3/13. Karşı karşıya gelmiş iki topluluğun durumunda size ibret bulunmaktadır. Biri Allah yolunda savaşıyordu. Öteki inkârcı topluluk, çıplak gözle bunları, kendilerinin iki katı olarak görüyordu. Allah dilediğini yardımıyla destekler. Görebilenler için bunda bir ibret vardır.

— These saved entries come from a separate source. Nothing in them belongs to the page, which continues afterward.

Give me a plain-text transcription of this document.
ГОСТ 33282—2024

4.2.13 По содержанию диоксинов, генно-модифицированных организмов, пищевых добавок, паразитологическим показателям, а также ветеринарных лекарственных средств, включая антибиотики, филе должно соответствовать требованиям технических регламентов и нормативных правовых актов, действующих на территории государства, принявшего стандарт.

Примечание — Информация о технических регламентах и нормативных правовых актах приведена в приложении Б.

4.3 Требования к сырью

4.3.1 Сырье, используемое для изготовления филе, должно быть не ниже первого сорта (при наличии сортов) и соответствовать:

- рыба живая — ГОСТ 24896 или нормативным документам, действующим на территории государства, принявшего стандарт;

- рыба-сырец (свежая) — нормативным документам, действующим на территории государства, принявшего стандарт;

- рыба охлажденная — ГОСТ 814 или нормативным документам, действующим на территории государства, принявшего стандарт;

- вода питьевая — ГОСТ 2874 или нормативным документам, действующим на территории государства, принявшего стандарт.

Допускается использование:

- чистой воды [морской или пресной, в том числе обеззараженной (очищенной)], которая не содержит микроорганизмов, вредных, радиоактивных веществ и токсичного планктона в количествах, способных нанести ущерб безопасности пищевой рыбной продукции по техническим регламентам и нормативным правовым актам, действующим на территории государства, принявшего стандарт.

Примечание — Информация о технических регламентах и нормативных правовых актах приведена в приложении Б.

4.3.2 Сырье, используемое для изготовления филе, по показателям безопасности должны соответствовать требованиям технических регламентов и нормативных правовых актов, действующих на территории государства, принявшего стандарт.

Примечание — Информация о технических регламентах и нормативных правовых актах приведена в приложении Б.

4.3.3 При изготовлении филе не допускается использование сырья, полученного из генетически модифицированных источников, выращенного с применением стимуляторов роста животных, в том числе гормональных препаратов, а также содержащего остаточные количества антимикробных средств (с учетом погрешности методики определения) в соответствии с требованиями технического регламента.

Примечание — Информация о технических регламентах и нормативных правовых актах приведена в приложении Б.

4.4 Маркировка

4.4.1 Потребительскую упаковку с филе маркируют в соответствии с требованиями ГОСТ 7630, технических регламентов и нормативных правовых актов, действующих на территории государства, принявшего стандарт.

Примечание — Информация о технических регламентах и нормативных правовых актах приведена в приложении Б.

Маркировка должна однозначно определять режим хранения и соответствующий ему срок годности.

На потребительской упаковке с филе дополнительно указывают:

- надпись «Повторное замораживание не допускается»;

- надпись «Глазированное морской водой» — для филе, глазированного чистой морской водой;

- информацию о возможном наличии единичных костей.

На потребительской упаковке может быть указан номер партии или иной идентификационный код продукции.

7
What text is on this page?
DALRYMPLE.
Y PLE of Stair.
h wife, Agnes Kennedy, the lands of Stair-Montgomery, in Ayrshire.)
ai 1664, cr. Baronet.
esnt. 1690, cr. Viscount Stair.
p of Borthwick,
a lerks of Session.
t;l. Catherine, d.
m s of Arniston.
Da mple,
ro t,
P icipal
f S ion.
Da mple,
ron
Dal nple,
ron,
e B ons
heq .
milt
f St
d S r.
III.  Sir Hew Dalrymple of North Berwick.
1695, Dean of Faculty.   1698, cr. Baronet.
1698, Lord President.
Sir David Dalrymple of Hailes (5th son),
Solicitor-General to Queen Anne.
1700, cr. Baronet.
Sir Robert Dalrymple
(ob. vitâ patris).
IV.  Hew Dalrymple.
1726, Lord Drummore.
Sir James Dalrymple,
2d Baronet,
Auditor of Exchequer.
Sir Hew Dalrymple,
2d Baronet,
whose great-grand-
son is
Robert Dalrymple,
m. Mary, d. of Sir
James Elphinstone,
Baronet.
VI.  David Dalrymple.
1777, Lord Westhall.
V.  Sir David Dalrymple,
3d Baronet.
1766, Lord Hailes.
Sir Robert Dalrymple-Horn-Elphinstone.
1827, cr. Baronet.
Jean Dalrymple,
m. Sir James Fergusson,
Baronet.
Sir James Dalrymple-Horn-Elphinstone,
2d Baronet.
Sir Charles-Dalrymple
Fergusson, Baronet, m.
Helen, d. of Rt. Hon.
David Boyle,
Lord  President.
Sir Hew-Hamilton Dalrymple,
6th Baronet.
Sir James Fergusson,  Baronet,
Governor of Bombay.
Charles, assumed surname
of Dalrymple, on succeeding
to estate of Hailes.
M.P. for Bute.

3/123. (Ey Muhammed!) Nitekim düşkün bir durumda bulunduğunuz Bedirde Allah size yardım etmişti. Allah’a saygılı olun ki, şükretmiş olasınız. 124. İnananlara: “Rabbinizin, gönderilmiş üç bin melekle size yardım etmesi size yetmez mi?” diyordun. 125. Evet, siz dayanır ve korunursanız, (onlar da) hemen üzerinize gelirlerse, Rabbiniz size nişanlı beş bin melekle yardım edecektir. 126. Allah bunu, ancak size müjde olsun ve gönülleriniz sağlamlaşsın diye yapmıştır. Yardım ancak Üstün ve Bilge olan Allah kalındandır. 127-128. (Böylece Allah) inkar edenlere ya kayıp verdirecek ya da onları -umutlarını yitirmiş olarak geri dönecekleri şekilde- bozguna uğratacaktır; veya onları ya bağışlayacak ya da zalim oldukları için onlara azap edecektir -bu konuda sana düşen bir şey yoktur-.
22/39. Haksızlığa uğratılarak kendilerine savaş açılan kimselere (savaşmaları için) izin verilmiştir. Allah onlara yardım etmeye elbette güç yetirir.